Given these characteristics, the results obtained through our in silico approach, we consider that the aforementioned drugs are outlined as possible inhibitors of the RBD _S1-ACE2 interaction. These drugs are well tolerated, commonly used and affordable, hence, most of the drugs on this list can be tested in vitro, and even in vivo and, consequently, in clinical trials for the development of adjuvant therapies to treat COVID-19.
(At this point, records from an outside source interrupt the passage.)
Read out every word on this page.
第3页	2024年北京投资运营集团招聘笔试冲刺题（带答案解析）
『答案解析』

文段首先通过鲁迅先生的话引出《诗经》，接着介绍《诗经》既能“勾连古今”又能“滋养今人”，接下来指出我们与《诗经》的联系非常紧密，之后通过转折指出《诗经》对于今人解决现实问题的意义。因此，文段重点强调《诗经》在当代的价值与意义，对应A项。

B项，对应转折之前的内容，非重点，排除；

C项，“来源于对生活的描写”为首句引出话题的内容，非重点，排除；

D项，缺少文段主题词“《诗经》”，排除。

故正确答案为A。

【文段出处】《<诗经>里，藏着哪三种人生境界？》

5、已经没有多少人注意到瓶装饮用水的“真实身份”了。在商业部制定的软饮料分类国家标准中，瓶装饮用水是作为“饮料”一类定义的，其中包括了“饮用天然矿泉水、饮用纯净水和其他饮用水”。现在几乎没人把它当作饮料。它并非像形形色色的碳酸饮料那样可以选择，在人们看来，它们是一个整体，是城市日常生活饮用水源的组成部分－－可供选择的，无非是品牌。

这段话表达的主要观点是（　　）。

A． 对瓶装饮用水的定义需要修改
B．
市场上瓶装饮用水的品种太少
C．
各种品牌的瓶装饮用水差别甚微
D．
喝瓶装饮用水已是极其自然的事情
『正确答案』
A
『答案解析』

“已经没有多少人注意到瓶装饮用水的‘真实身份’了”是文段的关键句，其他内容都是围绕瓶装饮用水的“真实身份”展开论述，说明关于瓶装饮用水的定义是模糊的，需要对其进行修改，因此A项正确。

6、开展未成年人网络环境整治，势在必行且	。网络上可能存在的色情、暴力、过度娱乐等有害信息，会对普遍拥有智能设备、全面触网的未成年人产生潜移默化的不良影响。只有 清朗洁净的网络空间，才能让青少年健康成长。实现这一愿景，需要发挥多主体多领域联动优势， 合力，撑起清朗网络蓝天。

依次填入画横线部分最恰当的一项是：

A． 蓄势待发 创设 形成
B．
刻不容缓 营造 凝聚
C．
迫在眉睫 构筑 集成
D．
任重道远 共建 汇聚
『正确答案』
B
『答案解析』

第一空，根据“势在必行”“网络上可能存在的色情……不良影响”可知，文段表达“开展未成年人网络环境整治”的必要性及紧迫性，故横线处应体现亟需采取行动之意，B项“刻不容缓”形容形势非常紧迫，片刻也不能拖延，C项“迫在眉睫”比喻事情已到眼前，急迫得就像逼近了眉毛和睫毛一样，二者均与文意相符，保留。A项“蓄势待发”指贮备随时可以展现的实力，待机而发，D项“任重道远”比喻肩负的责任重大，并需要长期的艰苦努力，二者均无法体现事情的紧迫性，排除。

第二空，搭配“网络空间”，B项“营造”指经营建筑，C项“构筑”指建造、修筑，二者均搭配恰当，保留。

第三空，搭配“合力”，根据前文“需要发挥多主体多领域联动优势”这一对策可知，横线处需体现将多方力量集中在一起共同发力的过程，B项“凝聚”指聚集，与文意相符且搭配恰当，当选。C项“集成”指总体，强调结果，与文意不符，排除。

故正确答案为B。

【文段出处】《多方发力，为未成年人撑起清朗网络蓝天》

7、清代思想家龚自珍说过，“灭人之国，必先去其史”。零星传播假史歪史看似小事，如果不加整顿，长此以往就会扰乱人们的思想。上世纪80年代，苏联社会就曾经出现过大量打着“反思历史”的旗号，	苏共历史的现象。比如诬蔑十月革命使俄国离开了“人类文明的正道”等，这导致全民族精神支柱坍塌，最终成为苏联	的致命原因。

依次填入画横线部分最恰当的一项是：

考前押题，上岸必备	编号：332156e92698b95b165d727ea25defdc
In the absence of approved therapies for treatment or prevention, drug repurposing has provided fast and valuable insight into the treatment of COVID-19. Targeting ACE2 receptor as a COVID-19 therapy it is a conceivable approach since it is essential for the viral internalization. However, this approach requires an integrative evaluation of the pros and cons by a clinical context since ACE2 is a multifunctional protein. Jia and collaborators ²³ present an extensive review for this underexplored approach to treat COVID-19, pointing that it is imperative to determine, by clinicians, the stage of the disease and comorbidities that could prove consequential for an ACE2-targeting regimen. Several drugs are currently investigated by clinical trials or are already in use to treat COVID-19 patients, like lopinavir or ipratropium. In this in silico study using structure-bases virtual screening, we identified potential inhibitors of SARS-CoV-2–ACE2 by their interaction with ACE2 receptor. We identify the uridine trisodium salt, methotrexate sodium, raltritedex, folotyn, CDP-choline(1-), cefuroxime, fexofenadine, fludarabine phosphate, cefixime, aloin, domperidone, tamsulosin, cromoglycic acid, macitentan, tafluprost -taflutan, thiopental(1-), metoprolol, irinotecan, pitavastatin(1-), amlodipine, verapamil, tolterodine, lopinavir, glimepiride, arformoterol, formoterol, ipratropium, pargeverine, pyrilamine, biperiden, orlistat, glyburide, ribociclib, ibesartan, cholecalciferol, gravignost, disopyramide phosphate and primaquine. Based on desired characteristics like pharmacokinetics, route of administration or by their background as pharmacological therapy, we propose a shortlist of drugs suitable for testing their potential RBD _S1 –ACE2 inhibitory activity: fexofenadine, cefixime, pitavastatine, lopinavir, arformoterol, formoterol, ipratropium, pargeverine and cholecalciferol. Our identification of potential inhibitors of the SARS-CoV-2–ACE2 interaction among commonly use drugs highlights their potential use for treating COVID-19. Further in vitro, in vivo or clinical trial are needed to validate their potential use as inhibitors of SARS-CoV-2–ACE2 interaction.